This is usually the first question that comes up when people are considering advertising on Pinterest. If you like formulas, I have one for you! Please make sure to see CAVEATS below. 🙂
1. Figure out how much a conversion is worth to you (this might be an actual sale, a signup, etc. - if your "conversion" is simply a page visit, skip to step 5). If a sale, it's likely to be less than the cost of the item. Example: I've determined that selling this leather coat is WORTH $100 to me even though the sales price is $500 and my profit is $150. How much is the conversion worth? $100
2. Now look at the conversion rate on that page. That is, how well is the page converting visitors to buyers (or signups, etc.)? Ideally, you'll look at how visitors from Pinterest are converting on this one page, but if you don't have this information, go with the overall rate. This will be a percentage. Example: 2%
3. Figure out how many visits it takes to the page to get one sale. Example: if our conversion rate is 2%, it takes 50 visits to make a sale.
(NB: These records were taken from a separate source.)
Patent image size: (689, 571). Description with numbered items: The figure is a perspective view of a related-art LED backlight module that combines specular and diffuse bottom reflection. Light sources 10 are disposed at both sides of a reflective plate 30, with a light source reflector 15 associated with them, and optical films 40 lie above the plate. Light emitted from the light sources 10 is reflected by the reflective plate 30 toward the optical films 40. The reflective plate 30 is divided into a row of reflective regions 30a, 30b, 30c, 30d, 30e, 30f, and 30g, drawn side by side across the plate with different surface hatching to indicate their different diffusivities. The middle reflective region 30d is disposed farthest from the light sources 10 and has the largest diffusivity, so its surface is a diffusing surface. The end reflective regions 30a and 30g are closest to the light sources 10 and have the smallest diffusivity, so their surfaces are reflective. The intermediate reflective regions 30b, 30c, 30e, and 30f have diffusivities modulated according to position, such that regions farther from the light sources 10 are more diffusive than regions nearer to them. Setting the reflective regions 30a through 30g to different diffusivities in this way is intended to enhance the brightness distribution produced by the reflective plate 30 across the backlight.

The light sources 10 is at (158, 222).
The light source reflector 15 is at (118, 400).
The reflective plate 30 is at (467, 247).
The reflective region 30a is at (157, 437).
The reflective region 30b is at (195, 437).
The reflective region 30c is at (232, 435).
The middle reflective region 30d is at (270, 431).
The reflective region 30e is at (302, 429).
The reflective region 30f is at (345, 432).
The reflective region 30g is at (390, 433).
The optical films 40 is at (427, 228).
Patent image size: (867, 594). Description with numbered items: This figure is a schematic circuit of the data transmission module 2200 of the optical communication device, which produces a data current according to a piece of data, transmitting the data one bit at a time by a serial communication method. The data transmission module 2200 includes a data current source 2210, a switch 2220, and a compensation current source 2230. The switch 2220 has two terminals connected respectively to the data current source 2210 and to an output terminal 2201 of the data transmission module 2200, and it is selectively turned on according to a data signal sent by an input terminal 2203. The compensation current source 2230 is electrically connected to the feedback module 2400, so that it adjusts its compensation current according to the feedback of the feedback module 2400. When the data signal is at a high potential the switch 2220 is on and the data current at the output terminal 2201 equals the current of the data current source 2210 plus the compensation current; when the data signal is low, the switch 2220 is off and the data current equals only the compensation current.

4. Now we can look at how much a visit to the page is worth. In our example, our conversion is worth $100 and it takes 50 visits to the page to make a sale. So, we are willing to pay $2 per visit to the page.
5. Because Consideration campaigns actually bill per Pin click rather than page visit, you'll want to reduce the bid per click. The percentage of people actually clicking to your site from the Pin will vary, but you could start at around 40% of that page visit bid. Example: target is $2/visit so bid per Pin click is $.80.
THIS IS A STARTING POINT.
Formulas are great, but your experience will be unique. Keep an eye on your dashboard to see how it's working. And remember, you're not just paying for more Pin clicks, you're also paying for increased distribution which typically lingers for weeks or even months after your campaign ends. So, while our formula might be a good place to start, you'll likely get a nice downstream bump as well. With that in mind, you might be OK with raising that bid a bit.
If you run this formula on something that is of low value, for example, you determine that an email signup is worth $5, your conversion rate on that landing page is 25%, that means you're willing to pay about $1.25 per page visit and $.50/Pin click. Depending on your industry and targeting, it may be hard to scale a campaign at that bid (but not impossible). This is one of those times I might be willing to raise my bid a bit and count on some of that downstream bonus!
Give it a little time. Budget your daily campaign spend at at least 5X the amount you would pay per page visit (the number you reached in step 4 above. Example: $10/day for the leather coat). This gives Pinterest something to work with. Try to run your ad at least two weeks before adjusting anything.
Have you run Pinterest ads? What's your strategy for bid setting? Do you think this might work for you?
Looking forward to your ideas!
@alisammeredith I love this thank you so much for sharing this 🙏🏻 I usually bid a little higher but only because I know the Pin will do well.
@alisammeredith @If I’m really unsure about how a pin will do then I definitely go a little lower but I do some research before I set a bid (keywords) it’s not a perfect way to do it but it seems to work.